To emulate the performance of thermal systems, three main functionalities have been detected and developed:

A heat load function that produces the desired power losses according to flight profiles. These are used to validate the cooling system.

An electrical load function that consumes a desired current at any voltage level in the aircraft. The dynamic of this consumption must accord with the one that requires testing. For example, modules from the system producing the heat that needs to be recovered can be connected to the power electronic converter; or even directly to electrical generators if a global functionality requires testing.

A function that measures consumption during different work profiles to check the real efficiency. A power distribution centre is obviously required – with aircraft voltage levels HVDC, AC/400Hz and 28Vdc. But as well as power sources, a real measurement system is necessary for the non-standard current waveforms consumed by electronic power.

And an additional key point: how green can these tests be? They have to be repeated many, many times and the power consumed during testing needs to be kept to a minimum in order to meet energy saving objectives.
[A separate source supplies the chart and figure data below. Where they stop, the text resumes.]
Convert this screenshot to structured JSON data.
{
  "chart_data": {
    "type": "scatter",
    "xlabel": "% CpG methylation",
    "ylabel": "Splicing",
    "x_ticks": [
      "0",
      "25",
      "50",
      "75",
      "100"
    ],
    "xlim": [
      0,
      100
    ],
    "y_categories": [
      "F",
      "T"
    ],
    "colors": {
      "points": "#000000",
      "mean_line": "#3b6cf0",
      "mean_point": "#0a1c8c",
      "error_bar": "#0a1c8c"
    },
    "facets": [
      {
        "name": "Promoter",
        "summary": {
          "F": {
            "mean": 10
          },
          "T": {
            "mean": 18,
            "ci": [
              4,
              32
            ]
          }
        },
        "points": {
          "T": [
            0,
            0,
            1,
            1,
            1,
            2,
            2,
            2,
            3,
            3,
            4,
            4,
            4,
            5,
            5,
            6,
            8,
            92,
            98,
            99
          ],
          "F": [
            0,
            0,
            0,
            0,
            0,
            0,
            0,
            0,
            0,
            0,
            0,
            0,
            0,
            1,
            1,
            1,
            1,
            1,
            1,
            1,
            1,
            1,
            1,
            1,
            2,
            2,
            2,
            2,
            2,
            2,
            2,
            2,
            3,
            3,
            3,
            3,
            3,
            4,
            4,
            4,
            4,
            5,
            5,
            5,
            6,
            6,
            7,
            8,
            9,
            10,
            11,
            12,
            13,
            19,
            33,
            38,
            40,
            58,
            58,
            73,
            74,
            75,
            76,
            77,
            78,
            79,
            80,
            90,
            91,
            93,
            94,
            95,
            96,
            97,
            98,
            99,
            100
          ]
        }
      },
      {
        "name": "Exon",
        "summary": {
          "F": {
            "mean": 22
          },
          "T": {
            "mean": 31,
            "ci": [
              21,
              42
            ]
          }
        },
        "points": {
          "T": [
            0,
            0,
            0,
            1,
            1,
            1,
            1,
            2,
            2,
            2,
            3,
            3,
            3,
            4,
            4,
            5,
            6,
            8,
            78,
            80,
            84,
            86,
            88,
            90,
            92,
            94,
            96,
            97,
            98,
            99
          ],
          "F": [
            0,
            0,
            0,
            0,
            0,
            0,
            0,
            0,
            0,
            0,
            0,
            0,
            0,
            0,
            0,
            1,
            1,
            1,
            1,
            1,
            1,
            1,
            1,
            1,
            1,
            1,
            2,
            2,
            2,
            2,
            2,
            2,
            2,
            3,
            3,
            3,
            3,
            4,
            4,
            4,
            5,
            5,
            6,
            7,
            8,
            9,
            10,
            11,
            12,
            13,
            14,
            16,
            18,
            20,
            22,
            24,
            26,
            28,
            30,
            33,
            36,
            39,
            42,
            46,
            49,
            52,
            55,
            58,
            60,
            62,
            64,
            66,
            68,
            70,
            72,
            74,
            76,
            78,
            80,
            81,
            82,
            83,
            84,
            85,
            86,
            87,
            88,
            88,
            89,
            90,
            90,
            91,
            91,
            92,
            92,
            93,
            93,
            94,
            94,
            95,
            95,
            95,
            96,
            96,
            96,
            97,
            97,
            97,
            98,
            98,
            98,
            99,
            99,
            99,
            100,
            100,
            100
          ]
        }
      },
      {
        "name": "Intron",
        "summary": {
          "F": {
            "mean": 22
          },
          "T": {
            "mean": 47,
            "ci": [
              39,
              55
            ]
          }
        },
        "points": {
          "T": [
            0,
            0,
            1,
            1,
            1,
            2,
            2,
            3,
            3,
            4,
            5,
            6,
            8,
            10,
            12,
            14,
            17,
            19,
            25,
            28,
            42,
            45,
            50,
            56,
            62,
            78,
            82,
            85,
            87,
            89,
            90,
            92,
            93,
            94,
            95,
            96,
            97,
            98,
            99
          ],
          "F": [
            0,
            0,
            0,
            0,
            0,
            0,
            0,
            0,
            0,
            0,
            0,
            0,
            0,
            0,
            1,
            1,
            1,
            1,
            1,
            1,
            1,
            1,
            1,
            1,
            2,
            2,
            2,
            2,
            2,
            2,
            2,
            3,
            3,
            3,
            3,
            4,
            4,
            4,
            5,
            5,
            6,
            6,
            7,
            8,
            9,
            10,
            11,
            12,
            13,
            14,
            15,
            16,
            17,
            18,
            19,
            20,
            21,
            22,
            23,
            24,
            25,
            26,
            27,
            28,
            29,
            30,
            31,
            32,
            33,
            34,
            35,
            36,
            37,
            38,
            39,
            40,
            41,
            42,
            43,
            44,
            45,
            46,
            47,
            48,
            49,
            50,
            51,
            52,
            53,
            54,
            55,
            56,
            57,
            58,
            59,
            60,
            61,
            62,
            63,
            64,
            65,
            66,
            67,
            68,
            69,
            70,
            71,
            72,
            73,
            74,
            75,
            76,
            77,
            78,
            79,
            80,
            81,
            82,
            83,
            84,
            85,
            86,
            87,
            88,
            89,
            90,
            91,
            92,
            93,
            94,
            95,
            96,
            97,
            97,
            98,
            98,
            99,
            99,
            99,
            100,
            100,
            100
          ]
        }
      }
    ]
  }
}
For this proposal, energy that flows through electrical loads, real power electronic converters or even power sources can be saved using Regeneration Modules to output the electricity synchronized with the industrial AC grid.

(*) TEMGIR is a R&D project: Thermal and electrical Mock-ups for Thermal Management of a Ground Integration Test Rig. / The research leading to the development of these testing means has received funding from the European Union’s Seventh Framework Programme (FP7/2007-2013) for the Clean Sky Joint Technology Initiative under Grant Agreement n° [641463].